Let $R\left(\mathbb{D}\right)$ be the algebra generated in the Sobolev space $W^{22}\left(\mathbb{D}\right)$ by the rational functions with poles outside the unit disk $\overline{\mathbb{D}}$. This is called the Sobolev disk algebra. In this article, the commutant of the multiplication operator $M_{B\left(z\right)}$ on $R\left(\mathbb{D}\right)$ is studied, where $B\left(z\right)$ is an n-Blaschke product.
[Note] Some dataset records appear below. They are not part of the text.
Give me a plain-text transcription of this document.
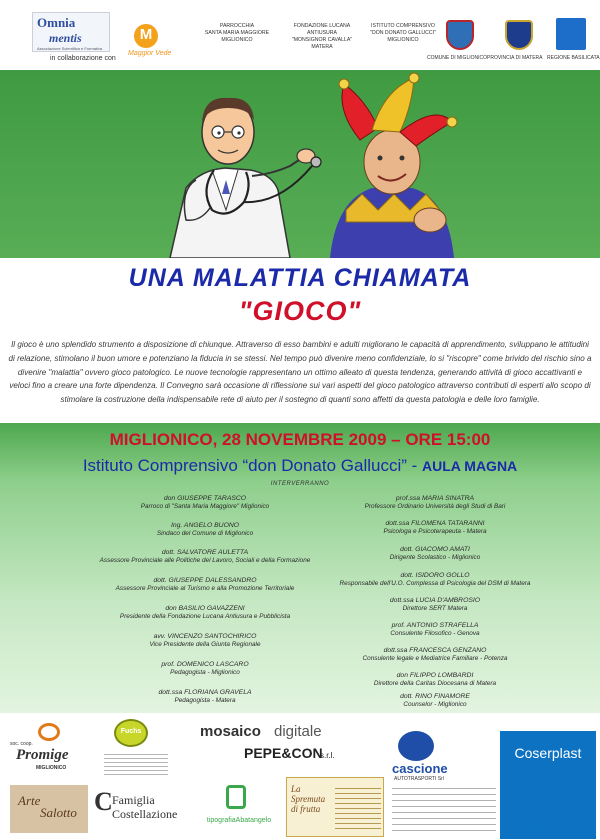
Omnia
mentis
Associazione Scientifica e Formativa
in collaborazione con
M
Maggior Vede
PARROCCHIA
SANTA MARIA MAGGIORE
MIGLIONICO
FONDAZIONE LUCANA ANTIUSURA
"MONSIGNOR CAVALLA"
MATERA
ISTITUTO COMPRENSIVO
"DON DONATO GALLUCCI"
MIGLIONICO
COMUNE DI MIGLIONICO PROVINCIA DI MATERA REGIONE BASILICATA
UNA MALATTIA CHIAMATA
"GIOCO"

Il gioco è uno splendido strumento a disposizione di chiunque. Attraverso di esso bambini e adulti migliorano le capacità di apprendimento, sviluppano le attitudini di relazione, stimolano il buon umore e potenziano la fiducia in se stessi. Nel tempo può divenire meno confidenziale, lo si "riscopre" come brivido del rischio sino a divenire "malattia" ovvero gioco patologico. Le nuove tecnologie rappresentano un ottimo alleato di questa tendenza, generando attività di gioco accattivanti e veloci fino a creare una forte dipendenza. Il Convegno sarà occasione di riflessione sui vari aspetti del gioco patologico attraverso contributi di esperti allo scopo di stimolare la costruzione della indispensabile rete di aiuto per il sostegno di quanti sono affetti da questa patologia e delle loro famiglie.

MIGLIONICO, 28 NOVEMBRE 2009 – ORE 15:00
Istituto Comprensivo “don Donato Gallucci” - AULA MAGNA
INTERVERRANNO
don GIUSEPPE TARASCO
Parroco di "Santa Maria Maggiore" Miglionico
Ing. ANGELO BUONO
Sindaco del Comune di Miglionico
dott. SALVATORE AULETTA
Assessore Provinciale alle Politiche del Lavoro, Sociali e della Formazione
dott. GIUSEPPE DALESSANDRO
Assessore Provinciale al Turismo e alla Promozione Territoriale
don BASILIO GAVAZZENI
Presidente della Fondazione Lucana Antiusura e Pubblicista
avv. VINCENZO SANTOCHIRICO
Vice Presidente della Giunta Regionale
prof. DOMENICO LASCARO
Pedagogista - Miglionico
dott.ssa FLORIANA GRAVELA
Pedagogista - Matera
prof.ssa MARIA SINATRA
Professore Ordinario Università degli Studi di Bari
dott.ssa FILOMENA TATARANNI
Psicologa e Psicoterapeuta - Matera
dott. GIACOMO AMATI
Dirigente Scolastico - Miglionico
dott. ISIDORO GOLLO
Responsabile dell'U.O. Complessa di Psicologia del DSM di Matera
dott.ssa LUCIA D'AMBROSIO
Direttore SERT Matera
prof. ANTONIO STRAFELLA
Consulente Filosofico - Genova
dott.ssa FRANCESCA GENZANO
Consulente legale e Mediatrice Familiare - Potenza
don FILIPPO LOMBARDI
Direttore della Caritas Diocesana di Matera
dott. RINO FINAMORE
Counselor - Miglionico
soc. coop.
Promige
MIGLIONICO
Fuchs	mosaico digitale
PEPE&CON
s.r.l.
cascione
AUTOTRASPORTI Srl
Coserplast
SERRAMENTI E FINESTRE
Arte
Salotto C Famiglia
Costellazione	tipografiaAbatangelo
La Spremuta di frutta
We prove that an operator $A\in \mathcal{L}\left(R\right(\mathbb{D}\left)\right)$ is in $\mathcal{A}\text{'}\left(M_{B\left(z\right)}\right)$ if and only if $A={\sum }_{i=1}^n{M}_{h_i}{M}_{\Delta \left(z\right)}^{-1}{T}_i$, where $\{h_i{\}}_{i=1}^n\subset R(\mathbb{D})$, and $T_i\in \mathcal{L}\left(R\right(\mathbb{D}\left)\right)$ is given by $\left(T_{i}g\right)\left(z\right)={\sum }_{j=1}^n(-1{)}^{i+j}{\Delta }_{ij}(z\left)g\right(G_{j-1}\left(z\right))$, $i=1,2,\dots ,n$, $G_0\left(z\right)\equiv z$.